Aina-Chaves says a relative at a nearby powerhouse and three-time Open Division state champion has chimed in.
“I hear from my boys at Saint Louis. Junior (Wily) is my second cousin. We play rugby together for Waikiki Beach Boys. His dad (Maafu) is the coach,” Aina-Chaves said. “Junior is serious. He wants me to be part of the (Crusader) brotherhood. Real talk. I still got to talk with my dad about it.”
Another possibility would be Mililani, the defending OIA Open champion.
“My neighbor plays for them,” said Aina-Chaves, who resides in Kalihi and may have to seek a district exception.

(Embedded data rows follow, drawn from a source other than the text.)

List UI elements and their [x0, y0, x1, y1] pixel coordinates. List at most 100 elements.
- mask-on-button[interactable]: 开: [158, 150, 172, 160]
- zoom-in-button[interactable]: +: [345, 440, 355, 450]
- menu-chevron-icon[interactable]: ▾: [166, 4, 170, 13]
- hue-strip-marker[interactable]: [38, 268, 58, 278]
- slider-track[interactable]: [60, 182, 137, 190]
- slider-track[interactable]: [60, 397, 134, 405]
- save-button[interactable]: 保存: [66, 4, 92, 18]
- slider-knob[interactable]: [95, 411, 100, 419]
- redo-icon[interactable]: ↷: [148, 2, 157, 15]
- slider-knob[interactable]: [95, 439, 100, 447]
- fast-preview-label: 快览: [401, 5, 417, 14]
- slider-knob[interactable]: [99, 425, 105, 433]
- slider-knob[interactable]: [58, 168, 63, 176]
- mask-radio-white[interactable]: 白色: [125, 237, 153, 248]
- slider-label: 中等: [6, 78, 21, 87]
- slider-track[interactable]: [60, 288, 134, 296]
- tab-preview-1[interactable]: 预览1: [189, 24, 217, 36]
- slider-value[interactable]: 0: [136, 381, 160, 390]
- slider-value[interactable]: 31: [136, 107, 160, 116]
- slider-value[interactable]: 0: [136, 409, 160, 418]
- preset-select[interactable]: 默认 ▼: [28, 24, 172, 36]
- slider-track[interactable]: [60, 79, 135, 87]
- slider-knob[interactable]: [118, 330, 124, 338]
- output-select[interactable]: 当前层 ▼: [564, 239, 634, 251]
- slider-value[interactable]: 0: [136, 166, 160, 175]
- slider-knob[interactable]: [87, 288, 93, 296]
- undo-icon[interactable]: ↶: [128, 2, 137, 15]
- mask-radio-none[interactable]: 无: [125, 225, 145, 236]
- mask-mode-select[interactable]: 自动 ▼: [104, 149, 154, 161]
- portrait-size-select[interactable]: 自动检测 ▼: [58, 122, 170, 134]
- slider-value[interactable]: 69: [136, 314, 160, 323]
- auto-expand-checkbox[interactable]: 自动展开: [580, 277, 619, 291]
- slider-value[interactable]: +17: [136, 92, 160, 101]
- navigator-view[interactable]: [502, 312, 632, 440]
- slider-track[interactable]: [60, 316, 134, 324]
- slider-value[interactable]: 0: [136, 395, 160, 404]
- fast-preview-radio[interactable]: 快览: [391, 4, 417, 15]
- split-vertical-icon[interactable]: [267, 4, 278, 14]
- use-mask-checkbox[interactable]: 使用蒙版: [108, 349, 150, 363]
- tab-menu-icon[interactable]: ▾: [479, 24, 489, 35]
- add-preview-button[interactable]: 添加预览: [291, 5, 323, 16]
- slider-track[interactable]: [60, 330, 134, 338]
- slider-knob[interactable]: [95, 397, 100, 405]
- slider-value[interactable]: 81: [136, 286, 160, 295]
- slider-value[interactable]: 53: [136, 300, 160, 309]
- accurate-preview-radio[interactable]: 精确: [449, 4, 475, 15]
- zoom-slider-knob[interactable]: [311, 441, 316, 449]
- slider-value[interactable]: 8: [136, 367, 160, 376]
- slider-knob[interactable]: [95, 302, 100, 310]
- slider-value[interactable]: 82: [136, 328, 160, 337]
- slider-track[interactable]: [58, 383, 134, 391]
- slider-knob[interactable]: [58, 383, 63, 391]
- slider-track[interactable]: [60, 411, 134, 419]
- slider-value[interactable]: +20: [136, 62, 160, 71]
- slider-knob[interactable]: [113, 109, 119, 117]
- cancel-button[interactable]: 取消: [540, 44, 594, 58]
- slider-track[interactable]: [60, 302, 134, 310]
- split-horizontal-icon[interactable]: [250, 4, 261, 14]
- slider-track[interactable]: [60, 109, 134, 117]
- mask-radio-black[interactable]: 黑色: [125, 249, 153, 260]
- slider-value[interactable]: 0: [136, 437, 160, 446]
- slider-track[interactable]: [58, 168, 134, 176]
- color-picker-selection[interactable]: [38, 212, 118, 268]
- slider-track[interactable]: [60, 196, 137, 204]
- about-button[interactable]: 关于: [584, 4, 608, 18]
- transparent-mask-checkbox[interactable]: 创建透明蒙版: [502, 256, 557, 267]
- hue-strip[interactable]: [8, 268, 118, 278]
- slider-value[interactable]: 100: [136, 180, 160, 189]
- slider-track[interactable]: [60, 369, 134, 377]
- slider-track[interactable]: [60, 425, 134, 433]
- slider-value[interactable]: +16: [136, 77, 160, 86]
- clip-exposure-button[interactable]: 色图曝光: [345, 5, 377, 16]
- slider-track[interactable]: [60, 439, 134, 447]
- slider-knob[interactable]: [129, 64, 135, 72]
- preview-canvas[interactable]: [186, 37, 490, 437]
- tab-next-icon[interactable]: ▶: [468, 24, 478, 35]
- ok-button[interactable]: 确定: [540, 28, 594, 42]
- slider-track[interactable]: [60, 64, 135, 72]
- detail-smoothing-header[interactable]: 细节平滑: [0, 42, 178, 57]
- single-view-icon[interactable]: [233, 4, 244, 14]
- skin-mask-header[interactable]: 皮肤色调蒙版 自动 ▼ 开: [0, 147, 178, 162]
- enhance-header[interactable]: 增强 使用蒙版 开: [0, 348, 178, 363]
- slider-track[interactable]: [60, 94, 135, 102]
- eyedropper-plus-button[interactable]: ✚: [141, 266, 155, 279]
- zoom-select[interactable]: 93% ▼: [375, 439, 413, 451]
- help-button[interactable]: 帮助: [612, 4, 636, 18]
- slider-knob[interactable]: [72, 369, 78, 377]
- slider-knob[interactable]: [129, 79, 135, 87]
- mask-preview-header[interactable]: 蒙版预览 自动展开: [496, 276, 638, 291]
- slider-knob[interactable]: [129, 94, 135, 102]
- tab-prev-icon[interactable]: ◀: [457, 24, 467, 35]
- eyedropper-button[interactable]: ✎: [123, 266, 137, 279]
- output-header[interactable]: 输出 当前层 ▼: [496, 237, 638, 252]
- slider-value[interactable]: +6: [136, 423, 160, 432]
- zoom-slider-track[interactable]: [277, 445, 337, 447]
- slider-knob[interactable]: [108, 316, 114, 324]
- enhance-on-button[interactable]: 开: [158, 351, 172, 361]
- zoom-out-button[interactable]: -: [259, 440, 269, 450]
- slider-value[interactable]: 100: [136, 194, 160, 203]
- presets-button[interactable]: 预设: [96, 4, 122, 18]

Staying home to play for Farrington is another option.
“But I want to stay out of that trouble life,” said Aina-Chaves, whose younger brother, Jonah Aina-Chaves, was a backup quarterback last season.
The only plus, Aina-Chaves noted, is that he would be able to participate in offseason exhibition games if he goes to a public school. The ILH prohibits underclassmen from playing in non-league sanctioned events.
As reported in Tuesday’s Star-Advertiser, Aina-Chaves’ teammate, Fa‘aope Laloulu, expressed his emotions about the school’s planned closure. He has offers from Arizona, BYU, Hawaii, Oregon, San Diego State and USC.
“We’re all taking it hard. We were hoping to come back and finish out our dream,” the 6-foot-7, 340-pound junior left tackle said.
“I should find out where I’ll go by the end of the school year,” said Laloulu, whose home district is Kalihi, or Farrington. “I’ll miss the atmosphere and the academic support we get here. They made sure we were up to par academically. We have teachers who are here early in the morning or late after school for us.”